Überraschende Schwächen machen sich auch im Drehbuch von Richard Curtis bemerkbar, das die exotische Umgebung seiner Charaktere kaum nutzt und ebenso gut in Europa oder den USA spielen könnte. Einen Tiefpunkt erreicht Curtis beim Charakter des Polizisten Frederico, der nicht über eine bedrohliche Präsenz hinausgeht. Ohne mit der Wimper zu zucken verfolgt und misshandelt der eindimensionale Cop die drei Kinder. Hier wird reichlich Potential verschenkt, denn anhand von Frederico hätte untersucht werden können, wie sich die Korruption der Reichen und Mächtigen auf diejenigen auswirkt, die die Drecksarbeit erledigen müssen.

„Trash“ ist ein ungewöhnlicher Film, und das nicht im positiven Sinne. Die britische Produktion, die extra für ihre Dreharbeiten ein Mülhalden-Set in Brasilien errichtete, zeichnet sich vor allem durch Widersprüche aus. Die unbeschwerten, kindlichen Protagonisten passen nicht zu ihren gewalttätigen, erwachsenen Gegenpolen.

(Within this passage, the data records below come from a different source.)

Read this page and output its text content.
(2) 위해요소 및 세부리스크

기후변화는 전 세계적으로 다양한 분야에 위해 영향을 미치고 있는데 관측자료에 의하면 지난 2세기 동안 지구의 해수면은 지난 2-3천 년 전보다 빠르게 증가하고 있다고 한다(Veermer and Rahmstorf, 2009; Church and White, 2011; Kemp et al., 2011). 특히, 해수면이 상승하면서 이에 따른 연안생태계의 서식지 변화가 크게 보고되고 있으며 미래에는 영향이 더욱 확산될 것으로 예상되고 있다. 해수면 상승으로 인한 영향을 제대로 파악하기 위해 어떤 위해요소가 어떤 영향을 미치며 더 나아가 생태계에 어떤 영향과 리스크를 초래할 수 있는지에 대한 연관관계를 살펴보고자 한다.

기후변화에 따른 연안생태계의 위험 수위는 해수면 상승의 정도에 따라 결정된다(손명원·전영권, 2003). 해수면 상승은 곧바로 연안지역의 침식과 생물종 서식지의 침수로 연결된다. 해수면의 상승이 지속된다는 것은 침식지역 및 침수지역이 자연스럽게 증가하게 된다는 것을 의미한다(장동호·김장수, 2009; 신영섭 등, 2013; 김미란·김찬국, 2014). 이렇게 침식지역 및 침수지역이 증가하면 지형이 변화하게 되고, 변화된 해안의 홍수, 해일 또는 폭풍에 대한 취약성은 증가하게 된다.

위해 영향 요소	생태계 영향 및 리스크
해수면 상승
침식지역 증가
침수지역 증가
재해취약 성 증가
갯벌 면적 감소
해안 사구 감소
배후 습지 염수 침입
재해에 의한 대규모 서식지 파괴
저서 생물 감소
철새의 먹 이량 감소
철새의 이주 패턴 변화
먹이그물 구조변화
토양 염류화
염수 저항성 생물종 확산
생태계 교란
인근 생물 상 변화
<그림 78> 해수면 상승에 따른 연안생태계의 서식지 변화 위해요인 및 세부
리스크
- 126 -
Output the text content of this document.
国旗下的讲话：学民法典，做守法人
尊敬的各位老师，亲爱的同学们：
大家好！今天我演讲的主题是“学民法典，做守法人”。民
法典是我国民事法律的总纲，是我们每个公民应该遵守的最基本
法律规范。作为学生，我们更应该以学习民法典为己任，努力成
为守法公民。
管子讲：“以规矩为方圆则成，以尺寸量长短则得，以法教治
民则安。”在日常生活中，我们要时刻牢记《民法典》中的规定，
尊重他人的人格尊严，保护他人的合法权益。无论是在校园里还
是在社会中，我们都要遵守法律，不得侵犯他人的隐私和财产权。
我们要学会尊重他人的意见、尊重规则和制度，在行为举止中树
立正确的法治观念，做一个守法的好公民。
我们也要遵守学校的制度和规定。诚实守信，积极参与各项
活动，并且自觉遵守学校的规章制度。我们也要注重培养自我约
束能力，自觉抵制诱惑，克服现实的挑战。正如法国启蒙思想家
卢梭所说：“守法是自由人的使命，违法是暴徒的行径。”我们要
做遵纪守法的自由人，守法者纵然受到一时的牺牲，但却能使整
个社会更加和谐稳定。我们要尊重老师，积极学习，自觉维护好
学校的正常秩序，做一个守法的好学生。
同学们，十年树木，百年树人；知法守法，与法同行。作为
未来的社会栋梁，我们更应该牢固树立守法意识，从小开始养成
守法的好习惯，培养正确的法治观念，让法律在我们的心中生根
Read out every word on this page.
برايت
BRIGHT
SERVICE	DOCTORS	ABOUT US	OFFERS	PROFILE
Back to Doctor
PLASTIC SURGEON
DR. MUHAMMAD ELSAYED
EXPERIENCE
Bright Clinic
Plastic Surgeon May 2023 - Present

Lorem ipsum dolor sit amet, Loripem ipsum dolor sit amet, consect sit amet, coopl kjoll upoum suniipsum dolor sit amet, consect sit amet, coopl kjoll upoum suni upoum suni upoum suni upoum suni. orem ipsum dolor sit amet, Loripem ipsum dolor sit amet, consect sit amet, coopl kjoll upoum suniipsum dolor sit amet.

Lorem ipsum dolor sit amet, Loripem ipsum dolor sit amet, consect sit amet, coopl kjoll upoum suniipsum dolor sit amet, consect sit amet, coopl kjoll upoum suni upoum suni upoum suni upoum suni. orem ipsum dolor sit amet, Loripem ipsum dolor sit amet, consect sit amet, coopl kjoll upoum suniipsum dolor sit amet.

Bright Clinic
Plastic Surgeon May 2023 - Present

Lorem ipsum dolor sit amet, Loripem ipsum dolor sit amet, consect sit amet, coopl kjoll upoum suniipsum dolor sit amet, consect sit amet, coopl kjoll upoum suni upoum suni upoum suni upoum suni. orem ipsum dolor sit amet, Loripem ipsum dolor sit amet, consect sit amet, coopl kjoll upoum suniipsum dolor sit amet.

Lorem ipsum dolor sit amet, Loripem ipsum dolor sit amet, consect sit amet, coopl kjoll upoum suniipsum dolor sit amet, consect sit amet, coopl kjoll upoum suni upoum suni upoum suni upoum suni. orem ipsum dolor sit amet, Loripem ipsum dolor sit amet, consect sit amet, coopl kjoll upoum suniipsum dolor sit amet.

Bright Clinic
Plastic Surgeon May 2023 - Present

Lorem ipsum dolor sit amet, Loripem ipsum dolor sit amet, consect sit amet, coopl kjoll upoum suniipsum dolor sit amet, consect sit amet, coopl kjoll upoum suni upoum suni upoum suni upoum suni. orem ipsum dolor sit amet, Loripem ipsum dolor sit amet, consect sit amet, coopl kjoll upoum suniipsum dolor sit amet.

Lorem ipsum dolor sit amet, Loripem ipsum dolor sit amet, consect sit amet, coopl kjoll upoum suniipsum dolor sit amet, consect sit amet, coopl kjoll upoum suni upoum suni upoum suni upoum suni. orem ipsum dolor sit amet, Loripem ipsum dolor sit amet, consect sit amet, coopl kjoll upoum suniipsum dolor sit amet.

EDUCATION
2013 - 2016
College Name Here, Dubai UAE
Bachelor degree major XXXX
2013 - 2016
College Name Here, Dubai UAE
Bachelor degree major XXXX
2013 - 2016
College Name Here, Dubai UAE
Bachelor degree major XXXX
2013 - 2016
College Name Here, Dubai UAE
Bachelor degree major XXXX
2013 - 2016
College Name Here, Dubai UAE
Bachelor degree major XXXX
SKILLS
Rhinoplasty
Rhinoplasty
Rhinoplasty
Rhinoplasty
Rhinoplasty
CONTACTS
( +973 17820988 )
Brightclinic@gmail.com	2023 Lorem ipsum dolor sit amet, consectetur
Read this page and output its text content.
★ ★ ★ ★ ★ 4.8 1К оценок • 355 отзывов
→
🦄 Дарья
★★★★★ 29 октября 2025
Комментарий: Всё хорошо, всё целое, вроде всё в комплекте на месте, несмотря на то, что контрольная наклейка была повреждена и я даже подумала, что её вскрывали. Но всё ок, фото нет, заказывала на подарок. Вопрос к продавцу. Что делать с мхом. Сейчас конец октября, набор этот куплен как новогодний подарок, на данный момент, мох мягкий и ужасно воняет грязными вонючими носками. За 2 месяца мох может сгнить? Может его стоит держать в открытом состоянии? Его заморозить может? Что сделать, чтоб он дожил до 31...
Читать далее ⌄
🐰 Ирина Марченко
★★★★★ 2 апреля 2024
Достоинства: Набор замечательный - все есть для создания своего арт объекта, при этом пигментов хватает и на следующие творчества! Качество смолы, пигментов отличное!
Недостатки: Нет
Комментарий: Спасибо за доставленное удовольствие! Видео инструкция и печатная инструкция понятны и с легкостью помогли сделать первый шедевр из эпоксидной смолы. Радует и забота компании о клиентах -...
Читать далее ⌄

Die Präsenz der brasilianischen Schauspieler beißt sich mit den sinnfreien Subplots um Rooney Mara und Martin Sheen. Die hochkarätige europäische Produktion legt einen Schleier über Themen wie Armut, Verbrechen und Korruption und degradiert sie zu bloßer Dekoration, ohne näher auf sie einzugehen. Daran können weder die kompetente Regie von Stephen Daldry noch die starken Leistungen der jungen und alten Schauspieler rütteln.
4/10
Trash
Drama, Krimi
Regie: Stephen Daldry
Buch: Richard Curtis (Drehbuch), Andy Mulligan (Buchvorlage), Felipe Braga (Sonstiges)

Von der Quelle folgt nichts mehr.